Machinist’s Mate Fireman Kitiara Hunt, from Rio Rancho, New Mexico, practices tactical team movements during security reaction force basic training aboard the guided-missile destroyer USS Roosevelt in the Atlantic Ocean, June 2, 2021. (U.S. Navy photo by Mass Communication Specialist 2nd Class Andrea Rumple)

A lawsuit has been filed in federal court against the state of Minnesota for withholding Second Amendment rights for those individuals under 21.

The action, Worth v.
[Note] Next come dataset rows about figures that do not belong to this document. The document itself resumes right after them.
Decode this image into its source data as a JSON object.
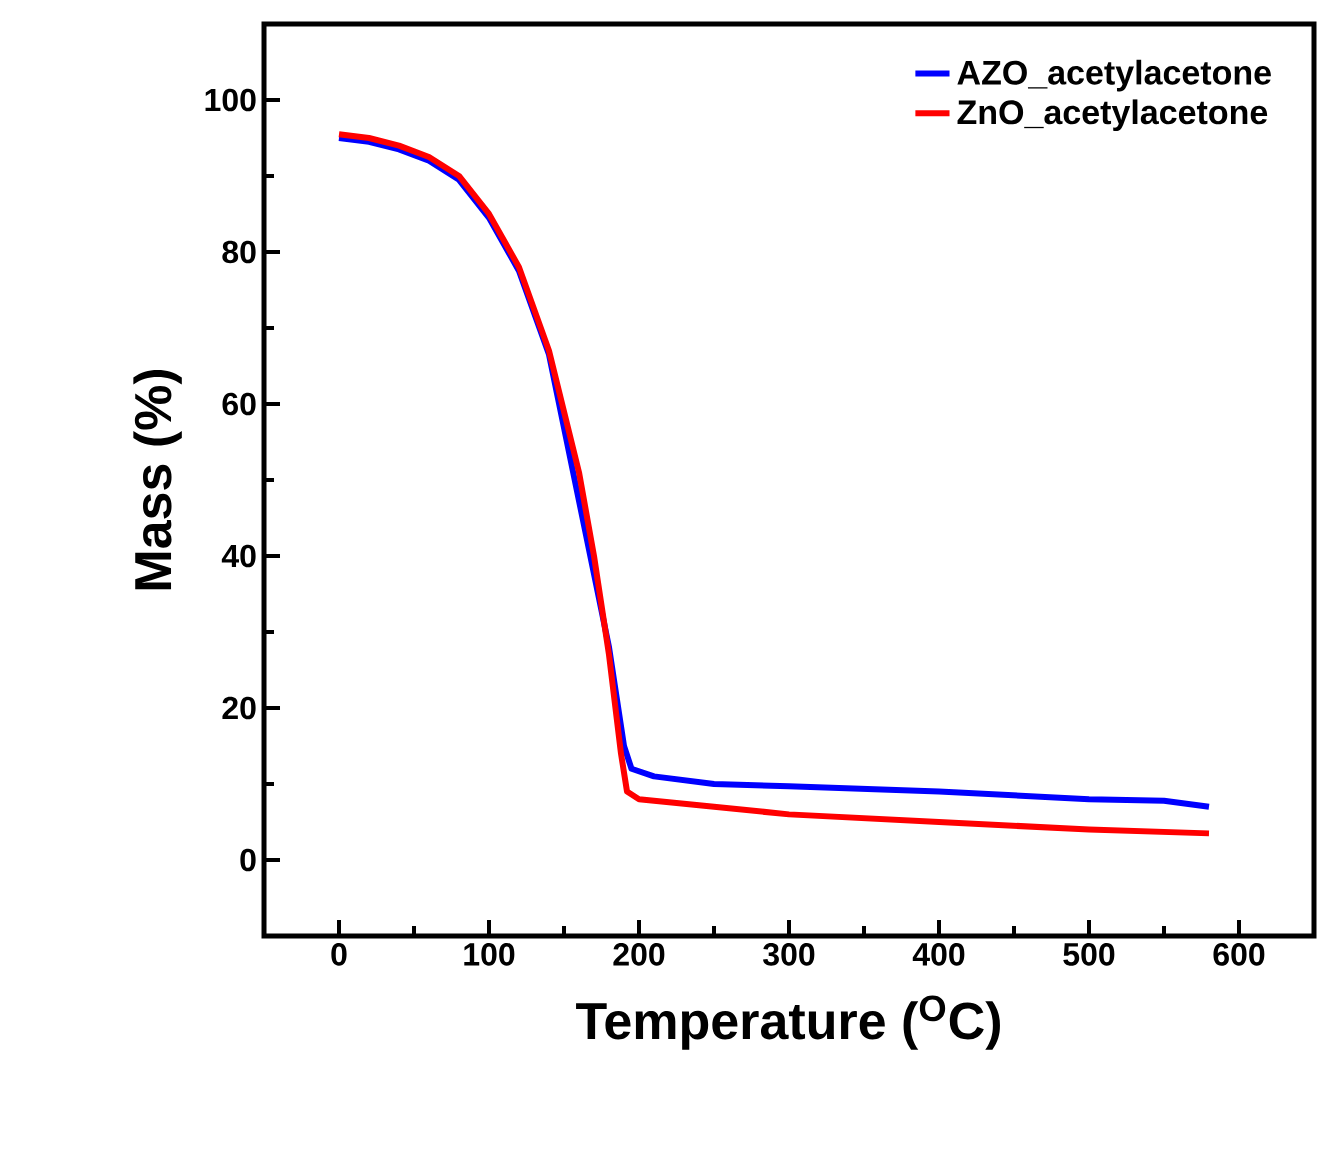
{
  "chart_data": {
    "type": "line",
    "xlabel": "Temperature ($^{O}$C)",
    "ylabel": "Mass (%)",
    "xlim": [
      -50,
      650
    ],
    "ylim": [
      -10,
      110
    ],
    "xticks": [
      0,
      100,
      200,
      300,
      400,
      500,
      600
    ],
    "yticks": [
      0,
      20,
      40,
      60,
      80,
      100
    ],
    "legend": "top right",
    "grid": false,
    "series": [
      {
        "name": "AZO_acetylacetone",
        "color": "#0000ff",
        "x": [
          0,
          20,
          40,
          60,
          80,
          100,
          120,
          140,
          160,
          170,
          180,
          190,
          195,
          210,
          250,
          300,
          400,
          500,
          550,
          580
        ],
        "values": [
          95,
          94.5,
          93.5,
          92,
          89.5,
          84.5,
          77.5,
          66.5,
          null,
          null,
          28,
          15,
          12,
          11,
          10,
          9.7,
          9,
          8,
          7.8,
          7
        ]
      },
      {
        "name": "ZnO_acetylacetone",
        "color": "#ff0000",
        "x": [
          0,
          20,
          40,
          60,
          80,
          100,
          120,
          140,
          160,
          170,
          180,
          188,
          192,
          200,
          250,
          300,
          400,
          500,
          580
        ],
        "values": [
          95.5,
          95,
          94,
          92.5,
          90,
          85,
          78,
          67,
          51,
          40,
          27,
          14,
          9,
          8,
          7,
          6,
          5,
          4,
          3.5
        ]
      }
    ]
  }
}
Harrington, was brought by the Second Amendment Foundation on behalf of a number of plaintiffs including the Minnesota Gun Owners Caucus, Firearms Policy Coalition and three private citizens in the affected age group.

Defendants are John Harrington, commissioner of the Minnesota Department of Public Safety, plus three county sheriffs, Mille Lac County Sheriff Don Lorge, Douglas County Sheriff Troy Wolbersen and Washington County Sheriff Dan Starry, in their individual and official capacities.

The state is accused of violating the Second and 14th Amendments.

“We recognize the rights of law-abiding young adults to vote, join the military, sign contracts, start businesses, get married and do other things,” said SAF Executive Vice President Alan M. Gottlieb, “but when it comes to exercising one of the most basic fundamental rights protected by the Constitution, suddenly we treat them like children. You shouldn’t be able to have it both ways.”

The complaint charges, “The state of Minnesota prohibits a certain class of law-abiding, responsible citizens – namely, adults who have reached the age of 18 but are not yet 21 – from fully exercising the right to keep and bear arms. At 18 years of age, law-abiding citizens in this country are considered adults for almost all purposes and certainly for the purposes of the exercise of fundamental constitutional rights. Yet the state bans such persons from carrying a handgun outside their home or automobile, even though the state allows all other law-abiding adults to obtain a permit to carry firearms in public.”

It continues, “Minnesota generally bars the carrying of handguns by ordinary citizens in public for self-defense unless they first acquire a permit to carry under Minn. Stat. § 624.714 subd. 1a.9. Plaintiffs and those similarly situated are absolutely ineligible to receive a permit to carry even though they are adult individuals over 18 years old, because they are under 21.”

“Minnesota law prohibits private citizens from carrying guns outside the home or vehicle without a permit,” Gottlieb said, “but the state does not issue permits to anyone under age 21. This is patently unfair to an entire class of citizens who have otherwise achieved ‘majority status’ to exercise these other rights and privileges, but their right to keep and bear arms is kept off-limits.

“Young adults between eighteen and twenty-one were fully protected by the Second Amendment at the time of its ratification. Hundreds of statutes from the colonial and founding eras required 18-to-20-year-olds to keep and bear arms,” he said.

The complaint notes that the individual plaintiffs have good records and want the weapons for self-defense. One of the plaintiffs often closes up a store, late at night, and is forced to walk unprotected across a dark parking lot.